Joining the observance of the first-ever International day against violence and bullying at school including cyberbullying, Marie Paule Roudil, Director of Office and UNESCO and Representative to the United Nations in New York, warned about the growing number of students being targeted off-line and online, in the context of COVID-19, as well as  about the negative long-lasting educational and health consequences for the victims. In this context, she highlighted a number of  recommendations  for strong leadership and robust policy frameworks; elaboration of curricula to promote a caring school climate; training for teachers and other school staff; a safe psychological and physical school environment; mechanisms to report bullying and support for affected students; student empowerment and participation;  involvement of all stakeholders in the school community including parents; and collaboration between the education sector and other sectors and a wide range of partners.

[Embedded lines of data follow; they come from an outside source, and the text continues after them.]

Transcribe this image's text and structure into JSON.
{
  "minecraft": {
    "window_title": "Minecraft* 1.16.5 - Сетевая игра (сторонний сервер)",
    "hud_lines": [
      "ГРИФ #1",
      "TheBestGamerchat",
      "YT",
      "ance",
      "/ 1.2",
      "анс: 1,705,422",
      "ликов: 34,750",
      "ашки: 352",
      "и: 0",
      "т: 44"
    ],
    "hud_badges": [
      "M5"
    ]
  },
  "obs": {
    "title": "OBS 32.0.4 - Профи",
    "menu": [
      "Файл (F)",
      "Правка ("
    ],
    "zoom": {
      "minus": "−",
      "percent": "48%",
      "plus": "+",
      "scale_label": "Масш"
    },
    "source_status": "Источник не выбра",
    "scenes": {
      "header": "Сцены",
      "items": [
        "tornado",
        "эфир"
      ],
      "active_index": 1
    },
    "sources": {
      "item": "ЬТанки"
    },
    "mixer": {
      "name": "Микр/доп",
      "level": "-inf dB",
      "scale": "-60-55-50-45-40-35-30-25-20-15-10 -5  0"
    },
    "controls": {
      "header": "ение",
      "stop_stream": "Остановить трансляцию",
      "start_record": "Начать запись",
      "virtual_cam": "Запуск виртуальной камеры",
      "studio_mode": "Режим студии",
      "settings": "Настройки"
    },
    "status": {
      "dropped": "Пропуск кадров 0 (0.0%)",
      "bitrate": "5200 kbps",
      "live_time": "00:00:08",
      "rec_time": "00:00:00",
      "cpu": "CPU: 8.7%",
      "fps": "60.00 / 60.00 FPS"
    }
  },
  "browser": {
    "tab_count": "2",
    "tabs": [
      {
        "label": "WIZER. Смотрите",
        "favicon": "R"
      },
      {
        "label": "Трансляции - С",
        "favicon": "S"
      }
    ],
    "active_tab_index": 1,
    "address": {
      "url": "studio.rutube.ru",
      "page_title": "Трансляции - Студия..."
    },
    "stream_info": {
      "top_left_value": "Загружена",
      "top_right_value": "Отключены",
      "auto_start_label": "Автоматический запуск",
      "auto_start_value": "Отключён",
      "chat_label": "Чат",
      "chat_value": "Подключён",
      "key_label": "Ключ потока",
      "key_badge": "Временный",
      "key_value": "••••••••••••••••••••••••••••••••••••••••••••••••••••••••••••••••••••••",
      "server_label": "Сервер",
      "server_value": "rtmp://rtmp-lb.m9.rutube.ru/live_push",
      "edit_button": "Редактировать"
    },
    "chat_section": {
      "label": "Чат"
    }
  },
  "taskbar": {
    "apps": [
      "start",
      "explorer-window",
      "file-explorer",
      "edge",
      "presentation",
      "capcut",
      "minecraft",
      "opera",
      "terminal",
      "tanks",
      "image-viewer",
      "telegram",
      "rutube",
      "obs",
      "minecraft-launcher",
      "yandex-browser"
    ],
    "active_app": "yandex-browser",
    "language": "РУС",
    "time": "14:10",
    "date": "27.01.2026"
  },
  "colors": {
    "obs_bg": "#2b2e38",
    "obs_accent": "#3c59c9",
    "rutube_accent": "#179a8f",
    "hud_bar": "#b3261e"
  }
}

 “Addressing all forms of school violence including bullying is essential to achieving the Sustainable Development Goals (SDGs), in particular SDG 4, which aims to ensure inclusive and equitable quality education and promote lifelong learning opportunities for all, and SDG 16, which aims to promote peaceful and inclusive societies.”, stated Mrs Roudil.
Stephen Blight, Senior Child Protection Advisor at UNICEF, expressed serious concern about that only 29% of countries have school-based anti-bullying programs “considered adequate to support students and address bullying issue at school”. He highlighted the Safe to Learn initiative dedicated “to ending violence in and through schools so children are free to learn, thrive and pursue their dreams”. The growing coalition behind Safe to Learn includes the UNICEF and UNESCO. He called on l Member States to do the maximum in ensuring virtual platforms are free of bullying and harassment.
At the UN General Assembly, biannually the Permanent Mission of Mexico spearheads resolution on "Protecting children from bullying" that aims to make this form of violence against children more visible as bullying is a global issue affecting millions of girls, boys and adolescents in all regions of the world. In turn, the resolution includes recommendations on the preventive measures, as well as data and evidence-based solutions.